The Roaring Twenties
By Joseph Ridgwell.
The Roaring Twenties
I don’t know why, but there were many times
in my twenties
when I was plagued by the blue blues,
a strange, re-occurring black cloud of depression
that followed me around for months and years
and as a good chunk of my twenties was spent in Australia,
these thoughts often occurred while I pounded
those sun-baked Sydney streets
or along those rat-infested back alleys of The Cross.
Kings Cross.
I lived in a succession of cheap apartments.

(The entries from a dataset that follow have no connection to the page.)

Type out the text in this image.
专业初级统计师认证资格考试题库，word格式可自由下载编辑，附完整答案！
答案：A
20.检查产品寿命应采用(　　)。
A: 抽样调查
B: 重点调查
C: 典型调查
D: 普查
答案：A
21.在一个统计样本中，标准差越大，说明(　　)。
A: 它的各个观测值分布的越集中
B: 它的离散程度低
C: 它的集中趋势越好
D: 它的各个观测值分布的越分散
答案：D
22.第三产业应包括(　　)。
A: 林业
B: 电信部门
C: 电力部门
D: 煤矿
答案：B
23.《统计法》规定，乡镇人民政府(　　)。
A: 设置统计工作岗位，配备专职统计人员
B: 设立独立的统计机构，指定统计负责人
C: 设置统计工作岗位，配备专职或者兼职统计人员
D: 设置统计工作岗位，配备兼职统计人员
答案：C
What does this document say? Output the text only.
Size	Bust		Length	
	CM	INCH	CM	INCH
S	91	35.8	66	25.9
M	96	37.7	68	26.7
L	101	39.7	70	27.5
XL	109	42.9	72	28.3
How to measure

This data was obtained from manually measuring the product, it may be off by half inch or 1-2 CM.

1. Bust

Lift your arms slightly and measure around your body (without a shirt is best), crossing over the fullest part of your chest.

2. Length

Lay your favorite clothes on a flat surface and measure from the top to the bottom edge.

I can remember the names of the streets;
Bayswater, Roslyn, Ward, Macleay, Elizabeth,
Darlinghurst, Kellett, Barncleuth, Orwell, Victoria,
William, Hughes, McElhone.
I can also recall the interior of each apartment;
peeling paint, gloomy kitchenettes, poky rooms, and rotting bathrooms
and it was always summer, black summer,
hot, dusty streets, tarmac melting in the burning sun, hissing and popping,
heat waves shimmering.
I was working and drinking, drinking and working.
I never wrote anything
but instead thought about writing, compiling notes, and character sketches
convinced that one day I’d write novels, poems, and short stories.
Hundreds of thousands of words, describing those end of century Kings Cross scenes,
I would plot up in my apartment, drink beer, and stare at the walls.
It was my roaring twenties, but often I felt dead and listless.
Everything seemed to oppress me;
work, women, cheap wine, the day to day living,
everyone trying to outdo each other,
petty little one-upmanship’s, grubby aspirations, flawed ambition.
I felt more empathy towards the street hookers, bums and alki’s.
Somehow they seemed more real, open and honest.
The tediousness of so-called successful lives always shocked me,
the monotony and drabness most people were prepared to put up with
just to stay one step ahead of the game
was depressing
but there didn’t seem to be many options.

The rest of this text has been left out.